Sunday, December 21, 2014

Everyone Else’s Fault

“Unfortunately, I don’t believe anyone connected to law enforcement is surprised this happened,” said Gary McLhinney, a former Baltimore police union president and former chief of the Maryland Transportation Authority police, who is now a labor negotiator for police unions. “Political rhetoric and lies have consequences. When our leaders make statements that encourage lawlessness and demean an entire profession, this is the result.”

And former New York governor George Pataki, responding to the shootings via Twitter, said that he was “sickened by these barbaric acts, which sadly are a predictable outcome of divisive anti-cop rhetoric” of Holder and de Blasio.
Two New York City police officers are shot and killed in a brazen ambush in Brooklyn
Really? It's somehow beyond reason that the gunman, identified by police as one Ismaaiyl Brinsley, could have been upset about what happened to Michael Brown and Eric Garner - especially given that he'd already shown diminished respect for the law in the shooting of his girlfriend earlier?

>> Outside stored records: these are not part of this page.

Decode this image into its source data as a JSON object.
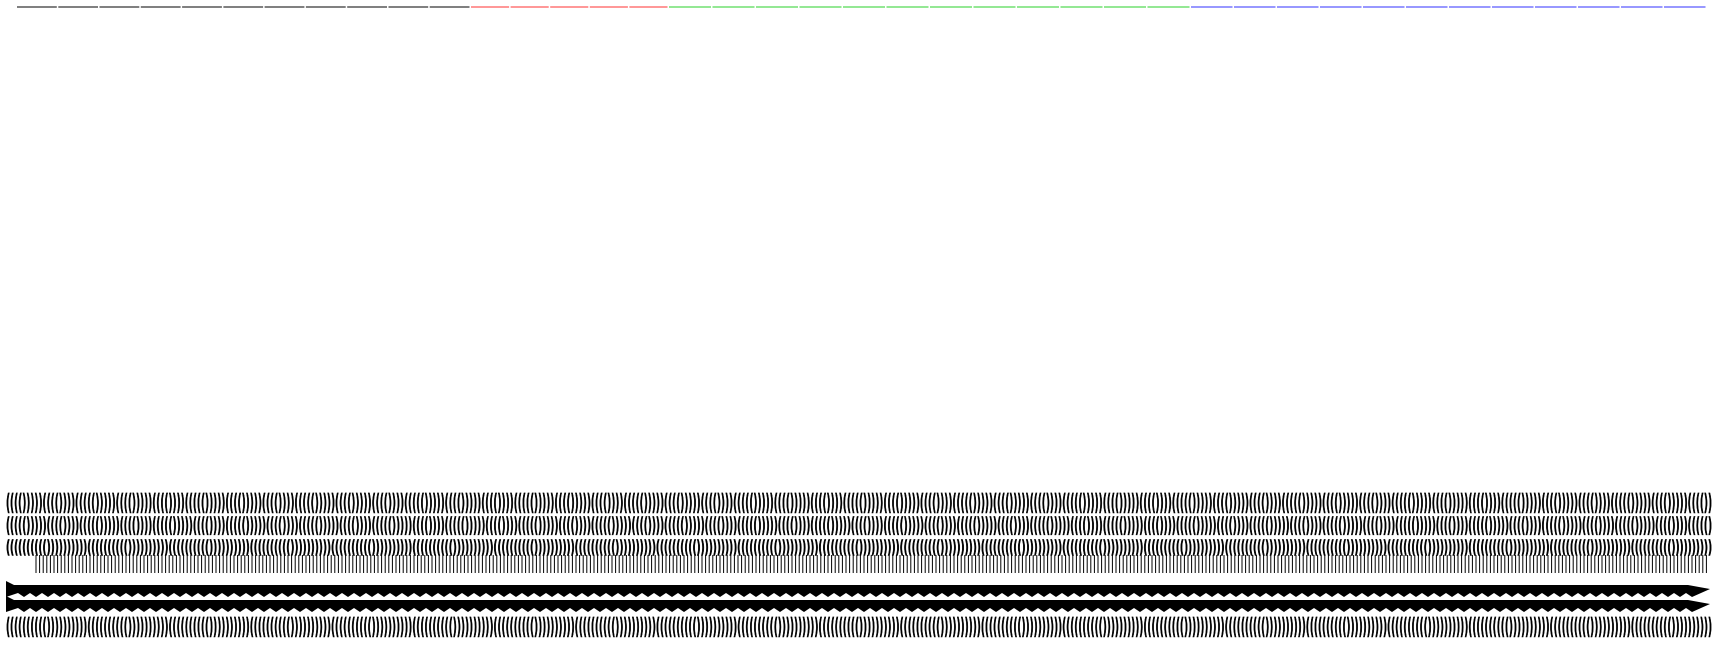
{
  "colors": {
    "background": "#ffffff",
    "ink": "#000000",
    "segment_black": "#000000",
    "segment_red": "#ff3030",
    "segment_green": "#28d028",
    "segment_blue": "#3030ff"
  },
  "segments": [
    {
      "color": "segment_black",
      "dashes": 11
    },
    {
      "color": "segment_red",
      "dashes": 5
    },
    {
      "color": "segment_green",
      "dashes": 12
    },
    {
      "color": "segment_blue",
      "dashes": 12
    }
  ],
  "glyph_rows": [
    {
      "pattern": "(((()))))(((())))((((()))))",
      "weight": "bold"
    },
    {
      "pattern": "((((()))))(((())))",
      "weight": "bold"
    },
    {
      "pattern": "(((((((((())))))))))",
      "weight": "bold"
    },
    {
      "pattern": "|",
      "weight": "normal"
    },
    {
      "pattern": ">",
      "weight": "bold"
    },
    {
      "pattern": ">",
      "weight": "bold"
    },
    {
      "pattern": "(((((((((())))))))))",
      "weight": "bold"
    }
  ]
}
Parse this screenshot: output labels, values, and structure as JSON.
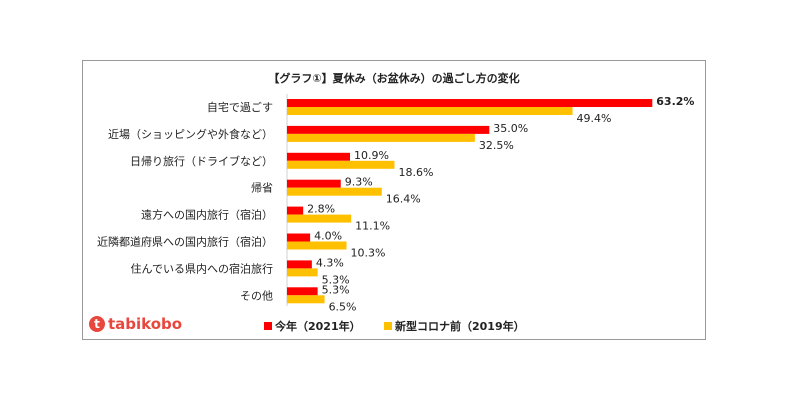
{
  "chart_data": {
    "type": "bar",
    "orientation": "horizontal",
    "title": "【グラフ①】夏休み（お盆休み）の過ごし方の変化",
    "categories": [
      "自宅で過ごす",
      "近場（ショッピングや外食など）",
      "日帰り旅行（ドライブなど）",
      "帰省",
      "遠方への国内旅行（宿泊）",
      "近隣都道府県への国内旅行（宿泊）",
      "住んでいる県内への宿泊旅行",
      "その他"
    ],
    "series": [
      {
        "name": "今年（2021年）",
        "color": "#ff0000",
        "values": [
          63.2,
          35.0,
          10.9,
          9.3,
          2.8,
          4.0,
          4.3,
          5.3
        ]
      },
      {
        "name": "新型コロナ前（2019年）",
        "color": "#ffc000",
        "values": [
          49.4,
          32.5,
          18.6,
          16.4,
          11.1,
          10.3,
          5.3,
          6.5
        ]
      }
    ],
    "unit": "%",
    "grid": false,
    "legend": "bottom"
  },
  "logo": {
    "text": "tabikobo"
  }
}
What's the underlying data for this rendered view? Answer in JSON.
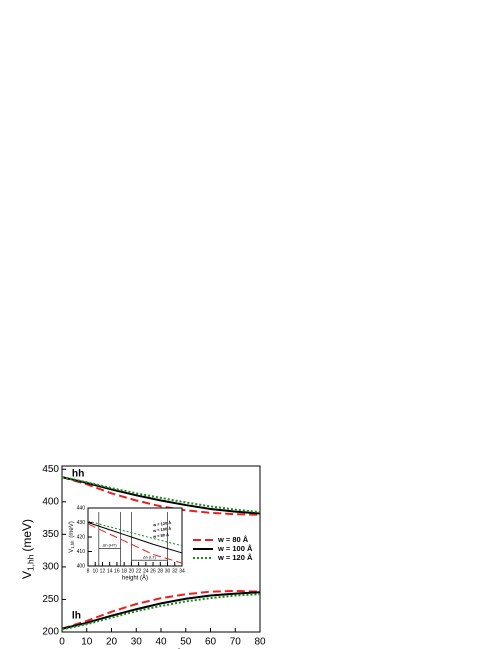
{
  "chart_data": [
    {
      "type": "line",
      "xlabel": "height (Å)",
      "ylabel": "V",
      "ylabel_sub": "1,hh",
      "ylabel_unit": "(meV)",
      "x": [
        0,
        10,
        20,
        30,
        40,
        50,
        60,
        70,
        80
      ],
      "xlim": [
        0,
        80
      ],
      "xticks": [
        0,
        10,
        20,
        30,
        40,
        50,
        60,
        70,
        80
      ],
      "ylim": [
        200,
        455
      ],
      "yticks": [
        200,
        250,
        300,
        350,
        400,
        450
      ],
      "legend": "right",
      "series": [
        {
          "name": "w = 80 Å",
          "color": "#e8211f",
          "dash": "dashed",
          "hh": [
            438,
            427,
            413,
            402,
            393,
            387,
            383,
            381,
            380
          ],
          "lh": [
            205,
            217,
            231,
            243,
            252,
            258,
            262,
            263,
            262
          ]
        },
        {
          "name": "w = 100 Å",
          "color": "#000000",
          "dash": "solid",
          "hh": [
            438,
            429,
            419,
            410,
            402,
            395,
            389,
            385,
            382
          ],
          "lh": [
            205,
            214,
            225,
            235,
            244,
            251,
            256,
            259,
            261
          ]
        },
        {
          "name": "w = 120 Å",
          "color": "#1a8a1a",
          "dash": "dotted",
          "hh": [
            438,
            430,
            421,
            413,
            406,
            399,
            393,
            388,
            384
          ],
          "lh": [
            204,
            212,
            222,
            232,
            240,
            247,
            252,
            256,
            258
          ]
        }
      ],
      "annotations": [
        {
          "text": "hh",
          "x": 4,
          "y": 443
        },
        {
          "text": "lh",
          "x": 4,
          "y": 225
        }
      ]
    },
    {
      "type": "line",
      "xlabel": "height (Å)",
      "ylabel": "V",
      "ylabel_sub": "1,hh",
      "ylabel_unit": "(meV)",
      "x": [
        8,
        14,
        20,
        26,
        34
      ],
      "xlim": [
        8,
        34
      ],
      "xticks": [
        8,
        10,
        12,
        14,
        16,
        18,
        20,
        22,
        24,
        26,
        28,
        30,
        32,
        34
      ],
      "ylim": [
        400,
        440
      ],
      "yticks": [
        400,
        410,
        420,
        430,
        440
      ],
      "series": [
        {
          "name": "w = 80 Å",
          "color": "#e8211f",
          "dash": "dashed",
          "values": [
            429,
            422,
            415,
            408,
            402
          ]
        },
        {
          "name": "w = 100 Å",
          "color": "#000000",
          "dash": "solid",
          "values": [
            430,
            425,
            420,
            415,
            409
          ]
        },
        {
          "name": "w = 120 Å",
          "color": "#1a8a1a",
          "dash": "dotted",
          "values": [
            431,
            427,
            423,
            419,
            414
          ]
        }
      ],
      "vlines": [
        11,
        17,
        20,
        30
      ],
      "spans": [
        {
          "label": "Δh (HT)",
          "from": 11,
          "to": 17,
          "y": 412
        },
        {
          "label": "Δh (LT)",
          "from": 20,
          "to": 30,
          "y": 404
        }
      ],
      "annotations": [
        {
          "text": "w = 120 Å",
          "x": 26,
          "y": 428
        },
        {
          "text": "w = 100 Å",
          "x": 26,
          "y": 424
        },
        {
          "text": "w = 80 Å",
          "x": 26,
          "y": 420
        }
      ]
    }
  ]
}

This strikes me as an extension, to its illogical extreme, of our "confessional culture" in which nothing is real unless certain people admit to it. The idea that an African-American New Yorker would have, despite the clear public anger over tragic interactions between police officers and citizens, been unwilling to resort to violence so long as Attorney-General Holder and Mayor de Blasio had simply toed the police line that it was all Brown's and Garner's faults that things went South on them is somewhere between openly disingenuous and utterly moronic. Especially considering the weeks of sometimes-violent street protests that followed the Brown shooting, and, as I've already mentioned, the violent acts that had already been attributed to Brinsley.

Whenever something like this happens - think the Rodney King beating - and the African-American community erupts into violence, there is always a stream of criticism that runs something along the lines of: "Why are people trashing their own communities because of the actions of people outside of that community?" But now that the violence has been aimed directly at the institution that many people hold to be responsible for the events that have triggered so many protests, police apologists are quick to lay the blame at the feet of others, as if, despite all of the nights of unrest, anger and property damage, actually taking out one's ire on the perceived source of the problem is simply beyond every last member of a community that comprises millions of people nationwide.

McLhinney and Pataki are retreating back into the very thing that has so many people upset in the first place - that no matter what happens, it's never an issue with the police, and anyone who implies that they can make mistakes (or be subject to the same prejudices that anyone else can) or that people respond to their actions is an enemy of public safety and law enforcement. This makes the public out to be mindless drones who can only act when prodded by their betters in government. Something that hasn't been true for the entire history of the nation, and it unlikely to have taken root anytime in the recent past.
“Some of the [social-media] postings, which I understand are out there, would seem to indicate that he [Brinsley] had a very strong bias against police officers,” [New York Police Commissioner William J. Bratton] said.
For supporters of the police to blame that bias on public officials who they feel are not properly supportive of them comes across as little more than an attempt to shift causality in the service of mandating adherence to a party line. And in so doing, perpetrate a disservice on everyone involved.